The Honour Cross of the World War 1914/1918 (Ehrenkreuz des Weltkrieges 1914/1918), commonly referred to as the Hindenburg Cross or the German WWI Service Cross, was established by Field Marshal Paul von Hindenburg, President of the German Weimar Republic, by an order dated 13 July 1934, to commemorate service of the German people during the First World War. This was Germany's first official service medal for soldiers of Imperial Germany who had taken part in the war, and where they had since died it was also awarded to their surviving next-of-kin. Shortly after its issuance, the government of Nazi Germany declared the award as the only official service decoration of the First World War and further forbade the continued wearing of most German Free Corps awards on any military or paramilitary uniform of a state or Nazi Party organization.

The Honour Cross was awarded in three forms:
- - for front-line veterans, with swords
- - for non-combatant veterans, without swords
- - for surviving widows and parents of fallen participants in the war, without swords.

The Honour Cross was modelled on the reverse side of the War Commemorative Medal of 1870/71 (Preußen Kriegsdenkmünze 1870-1871), and it was designed by Eugene Godet. The medal awarded to combatants (called the Frontkämpferkreuz) displayed a laurel wreath encircling a medallion with the dates "1914 1918", along with crossed swords between the arms. The reverse side was plain, except for the manufacturer's logo. The Honour Cross for non-combatants had a wreath of oak leaves, and no swords. Both crosses were in bronze. The Honour Cross for next-of-kin (commonly known as the Widows Cross) was finished in black.

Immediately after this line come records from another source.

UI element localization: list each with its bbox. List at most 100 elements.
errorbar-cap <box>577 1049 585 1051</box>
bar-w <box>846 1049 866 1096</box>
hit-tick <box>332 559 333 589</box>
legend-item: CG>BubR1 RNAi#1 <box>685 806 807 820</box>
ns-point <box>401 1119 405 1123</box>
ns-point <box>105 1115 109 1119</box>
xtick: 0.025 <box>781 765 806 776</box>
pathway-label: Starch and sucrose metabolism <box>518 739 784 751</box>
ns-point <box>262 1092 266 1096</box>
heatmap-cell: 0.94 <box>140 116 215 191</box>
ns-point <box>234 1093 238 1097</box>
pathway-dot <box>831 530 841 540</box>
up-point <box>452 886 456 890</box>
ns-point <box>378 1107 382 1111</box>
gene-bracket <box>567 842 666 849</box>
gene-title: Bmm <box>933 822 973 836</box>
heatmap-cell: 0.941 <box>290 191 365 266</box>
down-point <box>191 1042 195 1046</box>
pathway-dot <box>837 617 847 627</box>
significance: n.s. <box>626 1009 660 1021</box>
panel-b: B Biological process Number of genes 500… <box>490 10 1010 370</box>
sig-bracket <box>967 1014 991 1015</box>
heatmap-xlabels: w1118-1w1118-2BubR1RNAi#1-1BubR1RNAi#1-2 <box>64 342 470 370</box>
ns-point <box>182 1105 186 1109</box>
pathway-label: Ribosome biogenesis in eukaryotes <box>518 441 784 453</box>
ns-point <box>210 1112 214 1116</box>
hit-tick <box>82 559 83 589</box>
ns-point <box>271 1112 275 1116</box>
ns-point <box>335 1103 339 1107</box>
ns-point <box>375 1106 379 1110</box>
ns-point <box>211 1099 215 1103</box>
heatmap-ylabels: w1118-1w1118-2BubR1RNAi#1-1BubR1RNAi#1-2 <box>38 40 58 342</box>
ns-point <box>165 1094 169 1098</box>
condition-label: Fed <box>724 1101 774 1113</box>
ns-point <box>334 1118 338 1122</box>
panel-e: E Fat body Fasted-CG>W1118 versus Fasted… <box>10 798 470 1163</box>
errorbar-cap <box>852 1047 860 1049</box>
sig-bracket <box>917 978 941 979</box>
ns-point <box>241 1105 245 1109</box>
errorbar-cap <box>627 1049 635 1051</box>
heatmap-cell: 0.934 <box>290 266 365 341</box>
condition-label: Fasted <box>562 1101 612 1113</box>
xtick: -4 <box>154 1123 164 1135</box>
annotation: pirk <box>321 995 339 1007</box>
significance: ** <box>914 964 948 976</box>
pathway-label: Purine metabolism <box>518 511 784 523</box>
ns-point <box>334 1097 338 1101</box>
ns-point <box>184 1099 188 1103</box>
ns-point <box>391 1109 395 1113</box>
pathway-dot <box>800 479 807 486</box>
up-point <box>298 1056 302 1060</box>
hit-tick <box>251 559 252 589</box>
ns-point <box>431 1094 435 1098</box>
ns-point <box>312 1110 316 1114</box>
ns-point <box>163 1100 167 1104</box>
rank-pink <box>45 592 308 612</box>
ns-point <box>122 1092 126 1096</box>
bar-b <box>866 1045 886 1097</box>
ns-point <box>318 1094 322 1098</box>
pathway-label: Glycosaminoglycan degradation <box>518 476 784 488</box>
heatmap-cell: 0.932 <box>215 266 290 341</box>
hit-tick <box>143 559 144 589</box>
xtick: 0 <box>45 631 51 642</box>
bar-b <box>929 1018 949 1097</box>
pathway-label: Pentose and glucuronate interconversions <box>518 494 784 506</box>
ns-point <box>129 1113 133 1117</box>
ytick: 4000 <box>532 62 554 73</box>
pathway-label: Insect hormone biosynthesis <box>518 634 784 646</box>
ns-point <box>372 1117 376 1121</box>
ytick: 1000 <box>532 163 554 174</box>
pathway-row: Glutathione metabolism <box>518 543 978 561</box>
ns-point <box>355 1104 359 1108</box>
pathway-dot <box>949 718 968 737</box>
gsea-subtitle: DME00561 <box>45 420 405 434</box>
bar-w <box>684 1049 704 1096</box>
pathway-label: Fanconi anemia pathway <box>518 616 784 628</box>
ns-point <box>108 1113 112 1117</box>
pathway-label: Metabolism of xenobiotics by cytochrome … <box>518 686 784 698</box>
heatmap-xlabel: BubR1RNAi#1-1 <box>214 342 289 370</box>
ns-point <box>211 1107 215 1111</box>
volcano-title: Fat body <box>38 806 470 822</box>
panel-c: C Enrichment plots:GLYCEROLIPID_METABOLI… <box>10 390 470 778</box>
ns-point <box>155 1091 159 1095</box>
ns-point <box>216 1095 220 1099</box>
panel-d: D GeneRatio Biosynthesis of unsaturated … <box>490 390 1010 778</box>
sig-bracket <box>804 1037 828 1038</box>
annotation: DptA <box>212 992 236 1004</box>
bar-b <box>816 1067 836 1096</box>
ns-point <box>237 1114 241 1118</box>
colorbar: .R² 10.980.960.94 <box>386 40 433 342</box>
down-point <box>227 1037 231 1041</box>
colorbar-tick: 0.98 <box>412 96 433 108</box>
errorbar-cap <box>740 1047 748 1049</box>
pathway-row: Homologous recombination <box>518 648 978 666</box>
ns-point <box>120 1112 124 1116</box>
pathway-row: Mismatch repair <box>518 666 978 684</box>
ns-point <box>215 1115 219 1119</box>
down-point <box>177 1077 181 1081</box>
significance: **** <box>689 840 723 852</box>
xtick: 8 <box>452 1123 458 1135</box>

The Honour Cross was worn suspended from a ribbon with black edge stripes, two white stripes, two black stripes and a red stripe in the middle between them. The ribbon of the Honour Cross for next-of-kin had these colours in a different order, having white edge stripes, with two black stripes, white stripes on either side of a red stripe in the middle. They were frequently worn with the ribbon fashioned into a bow, with a pin on the back, which the mother or widow in question attached to her clothing. The application for this award had a time limit, which expired at the end of 1942. Each award came with an Urkunde, or certificate, which indicated which form the award took. The certificates for the next-of-kin crosses came in two types – those for widows were titled Ehrenkreuz für Witwen (Honour Cross for Widows), while those for parents were called Ehrenkreuz für Eltern (Honour Cross for Parents). The award was ranked above other service and occupation medals, but below other awarded combat medals.

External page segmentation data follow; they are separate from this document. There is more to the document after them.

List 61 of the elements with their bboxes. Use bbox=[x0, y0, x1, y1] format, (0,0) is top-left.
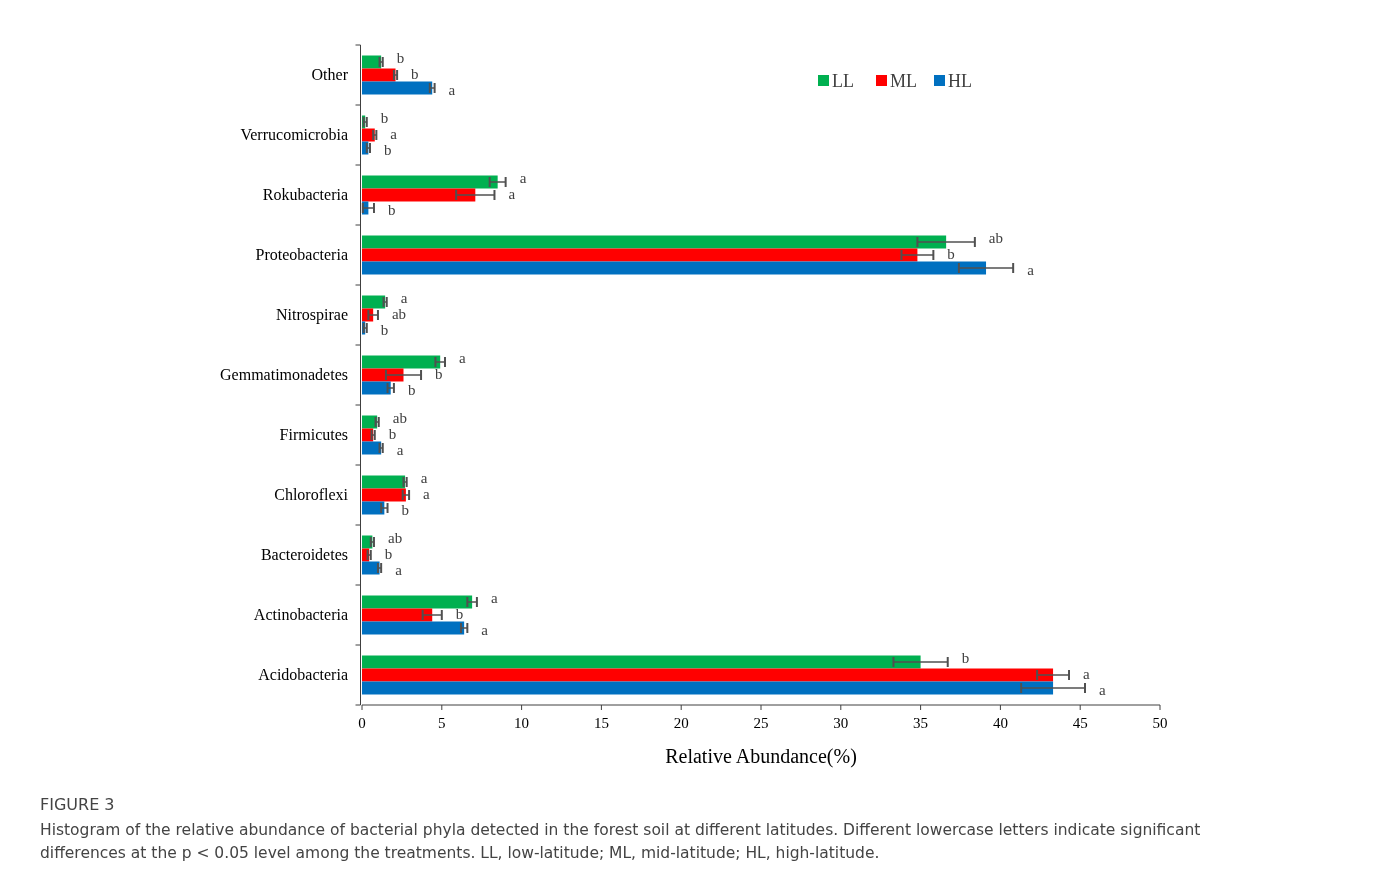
x-tick-label: 5 bbox=[438, 715, 446, 731]
y-tick-label: Bacteroidetes bbox=[260, 546, 348, 563]
x-tick-label: 20 bbox=[673, 715, 689, 731]
data-label: a bbox=[1098, 682, 1106, 698]
data-label: ab bbox=[392, 410, 407, 426]
data-label: a bbox=[481, 622, 489, 638]
legend-label: ML bbox=[890, 71, 917, 91]
data-label: b bbox=[388, 426, 397, 442]
data-label: a bbox=[519, 170, 527, 186]
y-tick-label: Nitrospirae bbox=[276, 306, 348, 324]
x-tick-label: 25 bbox=[753, 715, 769, 731]
text: Histogram of the relative abundance of bacterial phyla detected in the forest soil at different latitudes. Different lowercase letters indicate significant differences at the p < 0.05 level among the treatments. LL, low-latitude; ML, mid-latitude; HL, high-latitude. bbox=[40, 821, 1201, 862]
data-label: a bbox=[508, 186, 516, 202]
y-tick-label: Proteobacteria bbox=[255, 246, 348, 263]
x-tick-label: 35 bbox=[913, 715, 929, 731]
data-label: b bbox=[383, 142, 392, 158]
data-label: b bbox=[961, 650, 970, 666]
y-tick-label: Acidobacteria bbox=[258, 666, 348, 683]
data-label: a bbox=[390, 126, 398, 142]
data-label: b bbox=[396, 50, 405, 66]
data-label: b bbox=[387, 202, 396, 218]
y-tick-label: Actinobacteria bbox=[253, 606, 348, 623]
data-label: b bbox=[411, 66, 419, 82]
data-label: b bbox=[401, 502, 410, 518]
x-tick-label: 15 bbox=[593, 715, 609, 731]
data-label: b bbox=[380, 110, 389, 126]
data-label: a bbox=[1083, 666, 1091, 682]
y-tick-label: Firmicutes bbox=[279, 426, 348, 443]
data-label: a bbox=[420, 470, 428, 486]
x-tick-label: 50 bbox=[1152, 715, 1168, 731]
x-tick-label: 45 bbox=[1072, 715, 1088, 731]
data-label: b bbox=[384, 546, 393, 562]
data-label: b bbox=[455, 606, 464, 622]
data-label: b bbox=[380, 322, 389, 338]
y-tick-label: Other bbox=[311, 66, 349, 83]
legend-label: HL bbox=[948, 71, 972, 91]
data-label: a bbox=[448, 82, 456, 98]
data-label: a bbox=[1027, 262, 1035, 278]
data-label: a bbox=[490, 590, 498, 606]
data-label: a bbox=[423, 486, 431, 502]
x-axis-title: Relative Abundance(%) bbox=[665, 745, 857, 768]
data-label: ab bbox=[387, 530, 403, 546]
data-label: b bbox=[407, 382, 416, 398]
data-label: a bbox=[395, 562, 403, 578]
data-label: a bbox=[400, 290, 408, 306]
data-label: b bbox=[435, 366, 443, 382]
y-tick-label: Rokubacteria bbox=[262, 186, 348, 203]
y-tick-label: Chloroflexi bbox=[274, 486, 349, 503]
y-tick-label: Gemmatimonadetes bbox=[220, 366, 348, 383]
data-label: ab bbox=[391, 306, 407, 322]
data-label: b bbox=[947, 246, 955, 262]
x-tick-label: 40 bbox=[992, 715, 1008, 731]
x-tick-label: 0 bbox=[358, 715, 366, 731]
y-tick-label: Verrucomicrobia bbox=[240, 126, 348, 143]
data-label: a bbox=[458, 350, 466, 366]
x-tick-label: 30 bbox=[833, 715, 849, 731]
x-tick-label: 10 bbox=[514, 715, 530, 731]
text: FIGURE 3 bbox=[40, 795, 115, 814]
data-label: ab bbox=[988, 230, 1004, 246]
legend-label: LL bbox=[832, 71, 854, 91]
data-label: a bbox=[396, 442, 404, 458]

The number of awards given was:
- for combatants 6,202,883
- for non-combatants 1,120,449
- for widows 345,132
- for parents 372,950
- total 8,041,414

By a decree dated 30 November 1938, the State Minister of the Interior introduced these awards into the Ostmark (the name of Austria after it was annexed by Nazi Germany). By 1940, it had also been approved for persons of German heritage from seized lands of the Sudetenland, Czechoslovakia, Danzig, Saar and Memel. Awarding of the cross to war participants of German heritage continued after the deadline for applications had closed within the previous boundaries of Germany. Such Honour Crosses were still being awarded as late as 1944. For all attached military personnel outside these regions, the Führer, through the ordinance of 30 June 1942, had already ordered approval of these awards.